This is Ben Mezrich.
This is Ben Mezrich on Hollywood.
Any questions?
There should be.
Like about Ben's answer to this question:
tbc: You got the movie deal even after exposing Hollywood's tracking boards in your Wired piece?Actually, what he said in that piece were things like:
BM: That worked in a positive way. They like any kind of publicity. I didn't say anything people didn't already know: that Hollywood is a big game.
If the rumors are true, it means that the fix is in: major collusions between studios, arbitrary blackballing, a system that mocks any standard of fair play.
Opinions are one thing. But collusive behavior, or manipulative lies - like the pumping and dumping on an Internet stock board - these are more complicated issues. With no regulation, there's just no way to know how dirty the system really is.
I've seen how the system works, and can no longer pretend that projects are considered purely on their own merits.
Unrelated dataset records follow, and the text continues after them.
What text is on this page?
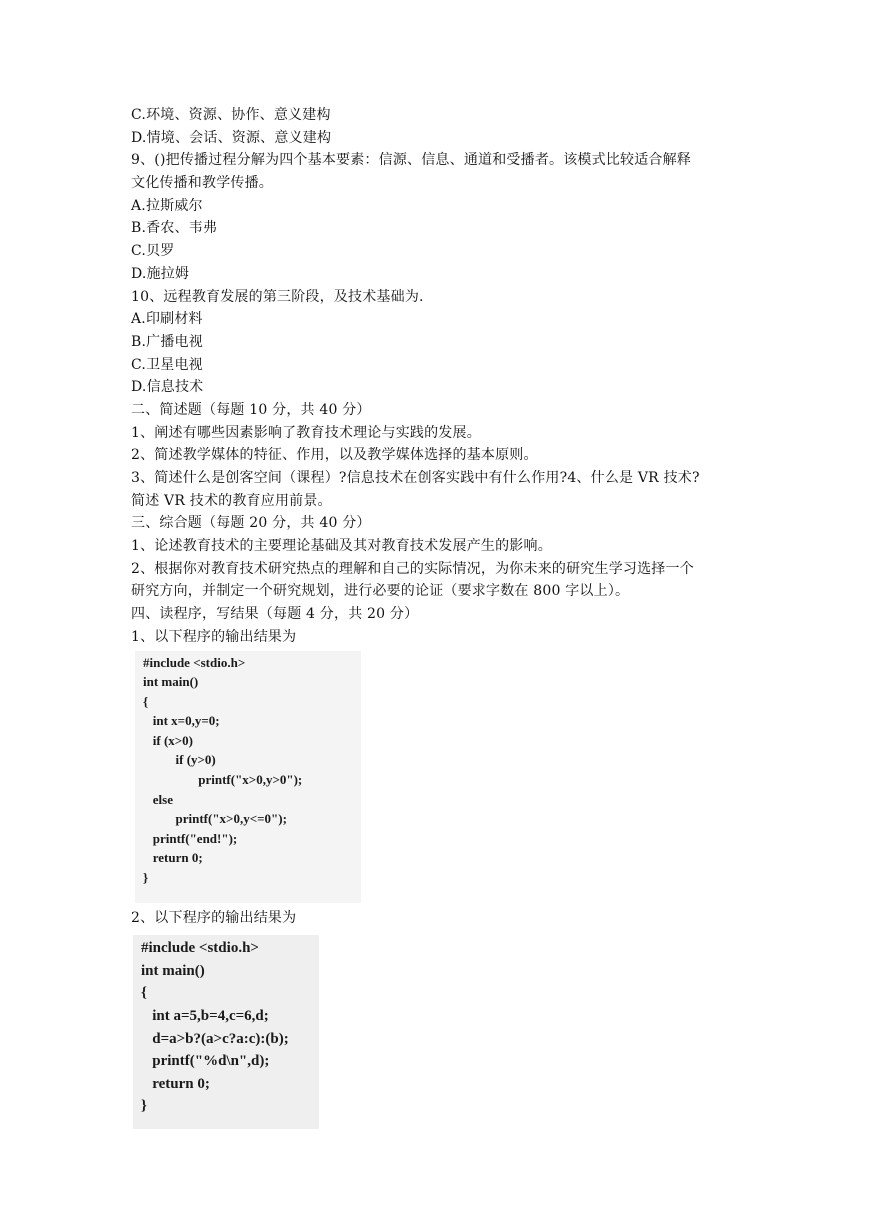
C.环境、资源、协作、意义建构
D.情境、会话、资源、意义建构
9、()把传播过程分解为四个基本要素：信源、信息、通道和受播者。该模式比较适合解释
文化传播和教学传播。
A.拉斯威尔
B.香农、韦弗
C.贝罗
D.施拉姆
10、远程教育发展的第三阶段，及技术基础为.
A.印刷材料
B.广播电视
C.卫星电视
D.信息技术
二、简述题（每题 10 分，共 40 分）
1、阐述有哪些因素影响了教育技术理论与实践的发展。
2、简述教学媒体的特征、作用，以及教学媒体选择的基本原则。
3、简述什么是创客空间（课程）?信息技术在创客实践中有什么作用?4、什么是 VR 技术?
简述 VR 技术的教育应用前景。
三、综合题（每题 20 分，共 40 分）
1、论述教育技术的主要理论基础及其对教育技术发展产生的影响。
2、根据你对教育技术研究热点的理解和自己的实际情况，为你未来的研究生学习选择一个
研究方向，并制定一个研究规划，进行必要的论证（要求字数在 800 字以上）。
四、读程序，写结果（每题 4 分，共 20 分）
1、以下程序的输出结果为
#include <stdio.h>
int main()
{
int x=0,y=0;
if (x>0)
if (y>0)
printf("x>0,y>0");
else
printf("x>0,y<=0");
printf("end!");
return 0;
}
2、以下程序的输出结果为
#include <stdio.h>
int main()
{
int a=5,b=4,c=6,d;
d=a>b?(a>c?a:c):(b);
printf("%d\n",d);
return 0;
}
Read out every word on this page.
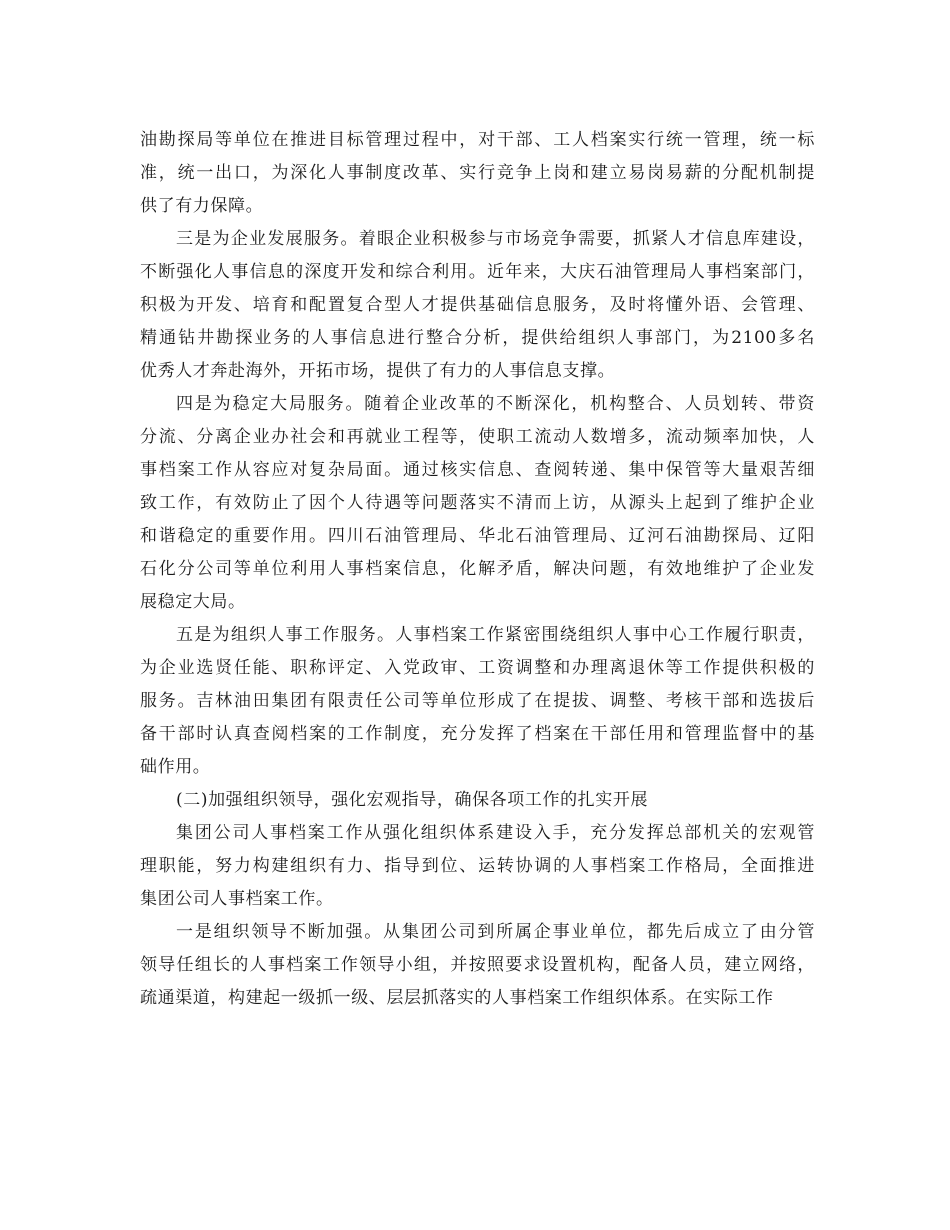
油勘探局等单位在推进目标管理过程中，对干部、工人档案实行统一管理，统一标
准，统一出口，为深化人事制度改革、实行竞争上岗和建立易岗易薪的分配机制提
供了有力保障。
三是为企业发展服务。着眼企业积极参与市场竞争需要，抓紧人才信息库建设，
不断强化人事信息的深度开发和综合利用。近年来，大庆石油管理局人事档案部门，
积极为开发、培育和配置复合型人才提供基础信息服务，及时将懂外语、会管理、
精通钻井勘探业务的人事信息进行整合分析，提供给组织人事部门，为2100多名
优秀人才奔赴海外，开拓市场，提供了有力的人事信息支撑。
四是为稳定大局服务。随着企业改革的不断深化，机构整合、人员划转、带资
分流、分离企业办社会和再就业工程等，使职工流动人数增多，流动频率加快，人
事档案工作从容应对复杂局面。通过核实信息、查阅转递、集中保管等大量艰苦细
致工作，有效防止了因个人待遇等问题落实不清而上访，从源头上起到了维护企业
和谐稳定的重要作用。四川石油管理局、华北石油管理局、辽河石油勘探局、辽阳
石化分公司等单位利用人事档案信息，化解矛盾，解决问题，有效地维护了企业发
展稳定大局。
五是为组织人事工作服务。人事档案工作紧密围绕组织人事中心工作履行职责，
为企业选贤任能、职称评定、入党政审、工资调整和办理离退休等工作提供积极的
服务。吉林油田集团有限责任公司等单位形成了在提拔、调整、考核干部和选拔后
备干部时认真查阅档案的工作制度，充分发挥了档案在干部任用和管理监督中的基
础作用。
(二)加强组织领导，强化宏观指导，确保各项工作的扎实开展
集团公司人事档案工作从强化组织体系建设入手，充分发挥总部机关的宏观管
理职能，努力构建组织有力、指导到位、运转协调的人事档案工作格局，全面推进
集团公司人事档案工作。
一是组织领导不断加强。从集团公司到所属企事业单位，都先后成立了由分管
领导任组长的人事档案工作领导小组，并按照要求设置机构，配备人员，建立网络，
疏通渠道，构建起一级抓一级、层层抓落实的人事档案工作组织体系。在实际工作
I am an insider now, reeling from a week that started in Utah, passed through LA, and ended in Sin City. I'm not starstruck anymore. I'm angry.Guess schmooze, booze and flooze have a way of taking the edge off.
3 bleats:
My personal private very special opinion? He's being honest now, and he never was all that angry then. He just knew that anger was an attitude that would sell in Wired. Because techpeople like resenting the system. I mean, did anyone ever imagine that there was a standard of fair play in Hollywood? Sounds like something they'd tell you in East Mechanicsville Film School.
They like any kind of publicity.
Damn right they do. Which is why they let him on the inside of this thing in the first place. Didn't you catch that his first source (the one with oil-slick eyes) talked to him "as a favor to Brunetti"? Where do you think he heard those "rumours" about the boards in the first place, the rumours that "brought him to Utah"? The whole "expose" was bullshit. Like the man said, he didn't tell anyone anything they didn't already know: Hollywood is evil. And they're proud of it. Which is why they don't care if you know just how bad they are.
Anon (I or II?), nice to hear from you (again?). You and Matthew should visit often.
I think y'all may be right. This guy apparently wrote six (crappy) novels before turning to non-fiction. In other words, he looks to me like a story-teller at heart, not a reporter--somebody who would be willing to fudge facts (not to mention add extra sauce, e.g., moral outrage) for a ripping yarn.
Here's a (tiny) fact-fudge: Ben writes that he wrote an article called "Hacking Las Vegas" and the next thing he knows he's being approached to turn the article into a movie starring Kevin Spacey...but that article was adapted from his book Bringing Down the House, so surely triggerstreet.com was looking to option that. (Reminds me of Matt's point about playing to the dweeb's anger at "the system" that "excludes" him: Hey! Wired boy makes good! Maybe somebody will discover you! Keep checking your blog!)
So perhaps we can't take Mr. Mezrich as a "reliable narrator." Not that reporters or documentarians don't tell stories, but there's obviously a difference. (We call them by different names, don't we? QED.)